Hathaway was cast in 2020, in the midst of early lockdown and just months after the birth of her second child. Although she’s confident she would have accepted this role whenever it had arrived, there was something about being in the “hinterland of chaos” that seemed to connect with “Eileen.”
“From that specific place of just feeling so unmoored the way you do in a postpartum state and the way we all did at that point in the pandemic, it struck a nerve for me,” she recalls. “It was not at all what I expected, and I loved that. I also loved the tightrope walk of it — I had no idea how we were going to pull it off. It felt almost experimental in nature, and that seemed really appealing to me.”
The film shot in New Jersey in late 2021. The weather was as cold as it looks in the film, which is set over Christmastime.
“Nobody had a trailer to return to after shooting,” Hathaway remembers. “There wasn’t fanciness or pampering or anything. We were all just in it together. I really do feel like we all took care of each other on this. We looked out for each other.”

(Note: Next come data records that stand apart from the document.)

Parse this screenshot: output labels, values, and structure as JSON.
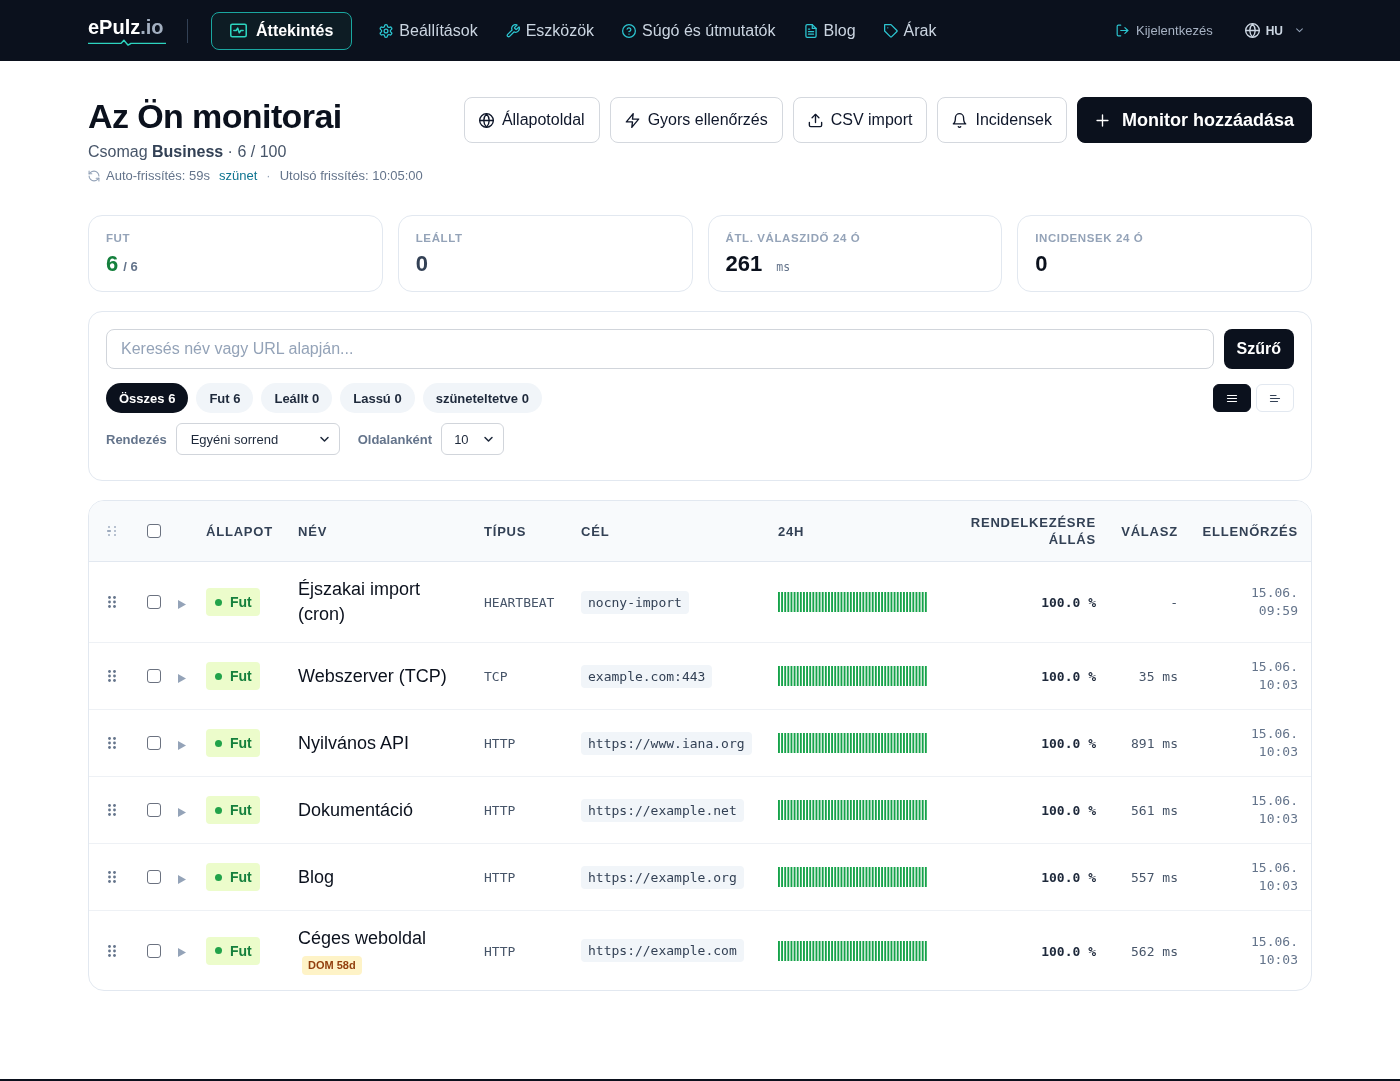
{
  "nav": {
    "logo": {
      "name": "ePulz",
      "suffix": ".io"
    },
    "items": [
      {
        "label": "Áttekintés",
        "selected": true
      },
      {
        "label": "Beállítások",
        "selected": false
      },
      {
        "label": "Eszközök",
        "selected": false
      },
      {
        "label": "Súgó és útmutatók",
        "selected": false
      },
      {
        "label": "Blog",
        "selected": false
      },
      {
        "label": "Árak",
        "selected": false
      }
    ],
    "logout": "Kijelentkezés",
    "language": "HU"
  },
  "header": {
    "title": "Az Ön monitorai",
    "plan": "Csomag **Business** · 6 / 100",
    "auto_refresh": "Auto-frissítés: 59s",
    "pause": "szünet",
    "separator": "·",
    "last_refresh": "Utolsó frissítés: 10:05:00",
    "actions": [
      {
        "label": "Állapotoldal",
        "kind": "secondary"
      },
      {
        "label": "Gyors ellenőrzés",
        "kind": "secondary"
      },
      {
        "label": "CSV import",
        "kind": "secondary"
      },
      {
        "label": "Incidensek",
        "kind": "secondary"
      },
      {
        "label": "Monitor hozzáadása",
        "kind": "primary"
      }
    ]
  },
  "stats": [
    {
      "label": "FUT",
      "value": "6",
      "total": "/ 6",
      "color": "#15803d"
    },
    {
      "label": "LEÁLLT",
      "value": "0",
      "color": "#334155"
    },
    {
      "label": "ÁTL. VÁLASZIDŐ 24 Ó",
      "value": "261",
      "unit": "ms",
      "color": "#0b111d"
    },
    {
      "label": "INCIDENSEK 24 Ó",
      "value": "0",
      "color": "#0b111d"
    }
  ],
  "filters": {
    "search": {
      "placeholder": "Keresés név vagy URL alapján..."
    },
    "submit": "Szűrő",
    "chips": [
      {
        "label": "Összes 6",
        "selected": true
      },
      {
        "label": "Fut 6",
        "selected": false
      },
      {
        "label": "Leállt 0",
        "selected": false
      },
      {
        "label": "Lassú 0",
        "selected": false
      },
      {
        "label": "szüneteltetve 0",
        "selected": false
      }
    ],
    "views": [
      {
        "selected": true
      },
      {
        "selected": false
      }
    ],
    "sort": {
      "label": "Rendezés",
      "value": "Egyéni sorrend"
    },
    "per_page": {
      "label": "Oldalanként",
      "value": "10"
    }
  },
  "table": {
    "select_all": {
      "checked": false
    },
    "columns": [
      "ÁLLAPOT",
      "NÉV",
      "TÍPUS",
      "CÉL",
      "24H",
      "RENDELKEZÉSRE ÁLLÁS",
      "VÁLASZ",
      "ELLENŐRZÉS"
    ],
    "rows": [
      {
        "checked": false,
        "expanded": false,
        "running": true,
        "status_label": "Fut",
        "name": "Éjszakai import (cron)",
        "type": "HEARTBEAT",
        "target": "nocny-import",
        "availability": "100.0 %",
        "response": "-",
        "last_check": "15.06. 09:59"
      },
      {
        "checked": false,
        "expanded": false,
        "running": true,
        "status_label": "Fut",
        "name": "Webszerver (TCP)",
        "type": "TCP",
        "target": "example.com:443",
        "availability": "100.0 %",
        "response": "35 ms",
        "last_check": "15.06. 10:03"
      },
      {
        "checked": false,
        "expanded": false,
        "running": true,
        "status_label": "Fut",
        "name": "Nyilvános API",
        "type": "HTTP",
        "target": "https://www.iana.org",
        "availability": "100.0 %",
        "response": "891 ms",
        "last_check": "15.06. 10:03"
      },
      {
        "checked": false,
        "expanded": false,
        "running": true,
        "status_label": "Fut",
        "name": "Dokumentáció",
        "type": "HTTP",
        "target": "https://example.net",
        "availability": "100.0 %",
        "response": "561 ms",
        "last_check": "15.06. 10:03"
      },
      {
        "checked": false,
        "expanded": false,
        "running": true,
        "status_label": "Fut",
        "name": "Blog",
        "type": "HTTP",
        "target": "https://example.org",
        "availability": "100.0 %",
        "response": "557 ms",
        "last_check": "15.06. 10:03"
      },
      {
        "checked": false,
        "expanded": false,
        "running": true,
        "status_label": "Fut",
        "name": "Céges weboldal",
        "badge": "DOM 58d",
        "type": "HTTP",
        "target": "https://example.com",
        "availability": "100.0 %",
        "response": "562 ms",
        "last_check": "15.06. 10:03"
      }
    ]
  }
}
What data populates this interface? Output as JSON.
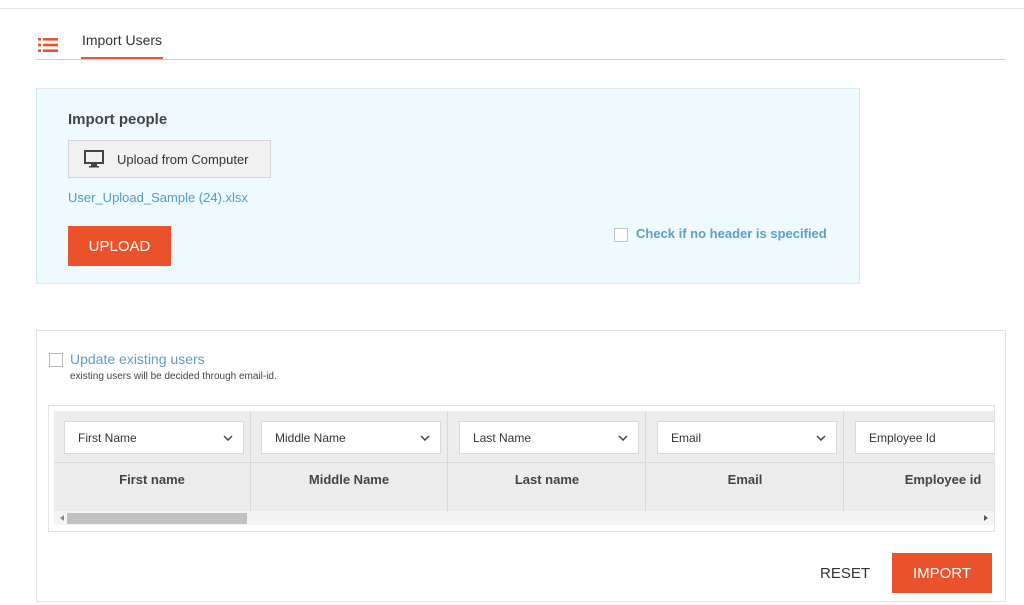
{
  "tabs": {
    "active_label": "Import Users"
  },
  "import_panel": {
    "title": "Import people",
    "upload_from_computer_label": "Upload from Computer",
    "selected_file": "User_Upload_Sample (24).xlsx",
    "upload_button_label": "UPLOAD",
    "no_header_label": "Check if no header is specified",
    "no_header_checked": false
  },
  "mapping_panel": {
    "update_existing_label": "Update existing users",
    "update_existing_help": "existing users will be decided through email-id.",
    "update_existing_checked": false,
    "columns": [
      {
        "select_value": "First Name",
        "header": "First name"
      },
      {
        "select_value": "Middle Name",
        "header": "Middle Name"
      },
      {
        "select_value": "Last Name",
        "header": "Last name"
      },
      {
        "select_value": "Email",
        "header": "Email"
      },
      {
        "select_value": "Employee Id",
        "header": "Employee id"
      }
    ],
    "reset_label": "RESET",
    "import_label": "IMPORT"
  },
  "colors": {
    "accent": "#e9522a",
    "link": "#5f9dc3",
    "panel_bg": "#eefafd"
  },
  "icons": {
    "tab_icon": "list-icon",
    "upload_icon": "monitor-icon",
    "select_icon": "chevron-down-icon"
  }
}
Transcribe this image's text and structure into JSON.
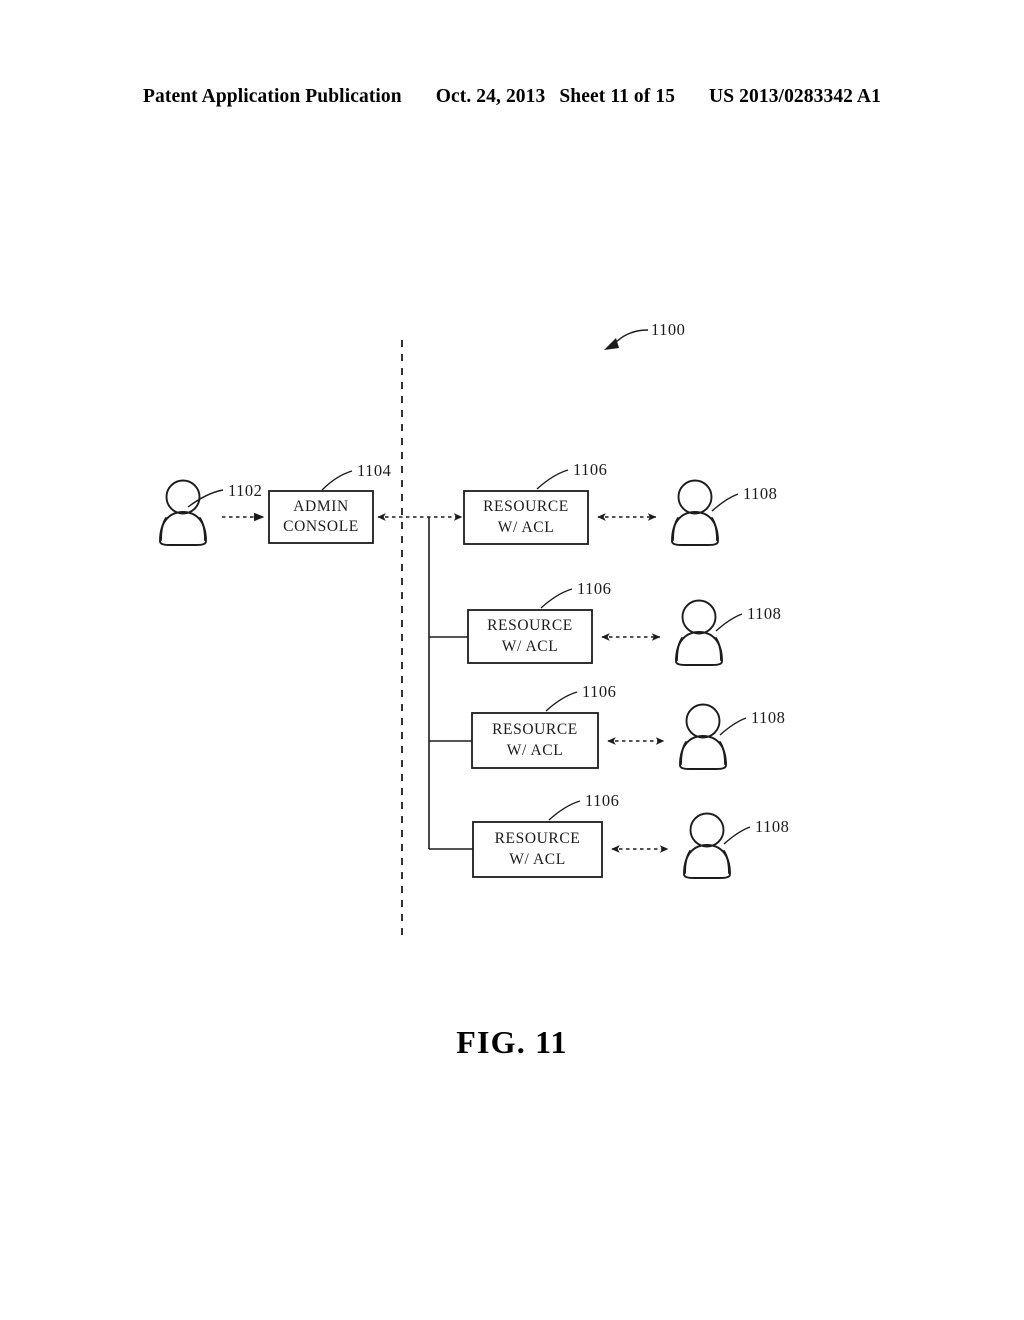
{
  "header": {
    "publication": "Patent Application Publication",
    "date": "Oct. 24, 2013",
    "sheet": "Sheet 11 of 15",
    "patent_number": "US 2013/0283342 A1"
  },
  "figure": {
    "caption": "FIG. 11",
    "system_ref": "1100",
    "admin_user_ref": "1102",
    "admin_console": {
      "ref": "1104",
      "line1": "ADMIN",
      "line2": "CONSOLE"
    },
    "resources": [
      {
        "ref": "1106",
        "line1": "RESOURCE",
        "line2": "W/ ACL",
        "user_ref": "1108"
      },
      {
        "ref": "1106",
        "line1": "RESOURCE",
        "line2": "W/ ACL",
        "user_ref": "1108"
      },
      {
        "ref": "1106",
        "line1": "RESOURCE",
        "line2": "W/ ACL",
        "user_ref": "1108"
      },
      {
        "ref": "1106",
        "line1": "RESOURCE",
        "line2": "W/ ACL",
        "user_ref": "1108"
      }
    ],
    "colors": {
      "ink": "#1c1c1c",
      "background": "#ffffff"
    }
  }
}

The relationship that develops between Eileen and Rebecca is unconventional, and the actors had only a few days of rehearsal to prepare it. Oldroyd has joked that the film was a Christmas love story, but McKenzie describes the unlikely connection as “obsession and repressed desire.”
When it came time to adapt ‘Eileen’ into an Anne Hathaway-starring film, the ideal writing team was its author Ottessa Moshfegh and her husband, Luke Goebel.
“There’s a lot of false connection,” she says. “No one’s really listening or seeing each other. It’s a story with the guise of love.”
“It’s messy, isn’t it?” Hathaway responds. “To me, it’s more about infatuation and intoxication and obsession than it’s about love. But I think that Eileen loves as much as she can. It’s such a specific story. This is the fulcrum for her that sets out the rest of her life.”
Both McKenzie and Hathaway found what they were looking for in the process of making “Eileen.” Although production was isolating due to the pandemic, the duo found a common ground in the exploration of the comically dark story.
“I just keep wanting to think about [the film],” Hathaway says. “Eileen’s not likable, and maybe she doesn’t go out of her way to make herself likable and she doesn’t stand out in any particular way, and yet she still exists. She has this roar inside of her. It’s really cool that we all wanted to gather together in the middle of COVID to explore what would make someone like Eileen be someone like Eileen.”
“I could feel her pain, and I just wanted to hold her in some way,” McKenzie adds. “I loved that there is still life to her. She isn’t a victim. It’s such a great character film. There are so many layers to each and every character.”